Song by Yazoo

from the album You and Me Both
- Released: 1983
- Genre: Synth-pop
- Length: 3:26
- Label: Mute
- Songwriter(s): Vince Clarke
- Producer(s): Eric Radcliffe; Yazoo;

= Mr Blue (Yazoo song) =

1983 song by Yazoo

"Mr Blue" is a song by English synth-pop duo Yazoo, which was released in 1983 on their second and final studio album You and Me Both. The song, written by Vince Clarke, was notably covered by Dutch singer René Klijn in 1993.

==Yazoo version==

===Background===
"Mr Blue" was one of five tracks to be written by Clarke for You and Me Both. It was recorded at Blackwing Studios in London and produced by Yazoo with Eric Radcliffe. Speaking to Melody Maker in 1983, Clarke commented, "You and Me Both [is] probably more serious than the last album. Alison's always written serious lyrics. I've had a bash at it. 'Mr Blue' is about an emotion called... Mr Blue, like a person."

===Critical reception===
In a review of You and Me Both, Gavin Martin of New Musical Express described the song as a "shimmering", "beautifully crisp" and "evocative" song which "pinpoint[s] the outcome of the last four years of harsh political strictures". He also noted the song's "genuinely heartbreaking melody which has that bristling shiver down the spine which hallmarks classic pop from all eras past". Mark Cooper of Number One considered both "Mr Blue" and "Unmarked" to show Clarke "develop[ing] his social conscience" and "dealing military madness a blow or two".
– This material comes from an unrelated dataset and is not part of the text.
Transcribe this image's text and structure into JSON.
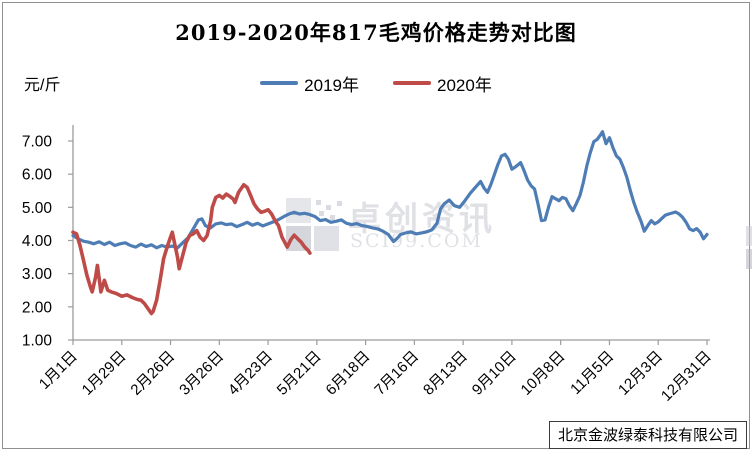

Audio described the song as having a mood of "outer-space solitude". Stuart Cohn of Rolling Stone picked "Mr Blue" and "Softly Over" as the best songs on the album, with both setting "ambiguously worded love lyrics to traditional-sounding, hymn-like melodies".

===Personnel===
Yazoo
- Alison Moyet – vocals, producer
- Vince Clarke – instrumentation, producer

Additional personnel
- Eric Radcliffe – producer

==René Klijn version==

"Mr. Blue" was recorded by the Dutch singer and model René Klijn in 1993 and became a number one hit in the Netherlands.

===Background===
Klijn originally performed "Mr. Blue" at the end of his appearance on Paul de Leeuw's De Schreeuw van De Leeuw in November 1992. Klijn appeared on the show to discuss his illness with AIDS. Leading up to his appearance, Klijn requested to perform "Mr. Blue" at the end of the show and he agreed that De Leeuw could accompany him by singing with him during the chorus.

The broadcast was viewed by millions and provided a greater awareness of the disease across the country. Klijn then recorded a studio version of the song, which featured contributions from Cor Bakker, Candy Dulfer and John van Eijk. It was released as a single in early 1993 and reached No. 1 on the Dutch Single Top 100 and Dutch Top 40 charts. It became the country's best selling single of the year, with all proceeds donated to an AIDS foundation. Klijn died on 5 September 1993.

===Track listing===
- CD single
1. "Mr. Blue" – 3:45
2. "I Need You" – 3:30
3. "My Best Friend" – 5:10
4. "Mr. Blue" (live recording from De Schreeuw van De Leeuw, 28 November 1992) – 3:53

===Personnel===
Mr. Blue
- René Klijn – vocals, producer
- Mildred Douglas – backing vocals
- Cor Bakker – grand piano, arranger, leader, producer
- Gerard Peters – guitar
- Candy Dulfer – saxophone
- John van Eijk – synthesizer, producer
- Charlie Angenois – bass
- Gerhard Jeltes – drums

===Charts===

| Chart (1993) | Peak position |
|---|---|
| Europe (European Hot 100 Singles) | 52 |
| Netherlands (Dutch Top 40) | 1 |
| Netherlands (Single Top 100) | 1 |

==Other versions==
- In 1986, former Flying Pickets members Brian Hibbard and Red Stripe released a version of the song as a single under the name Brian & Stripe. As their only release, it failed to enter the UK Singles Chart. The Flying Pickets had previously reached the Christmas number one spot in 1983 with an a cappella cover of Yazoo's "Only You".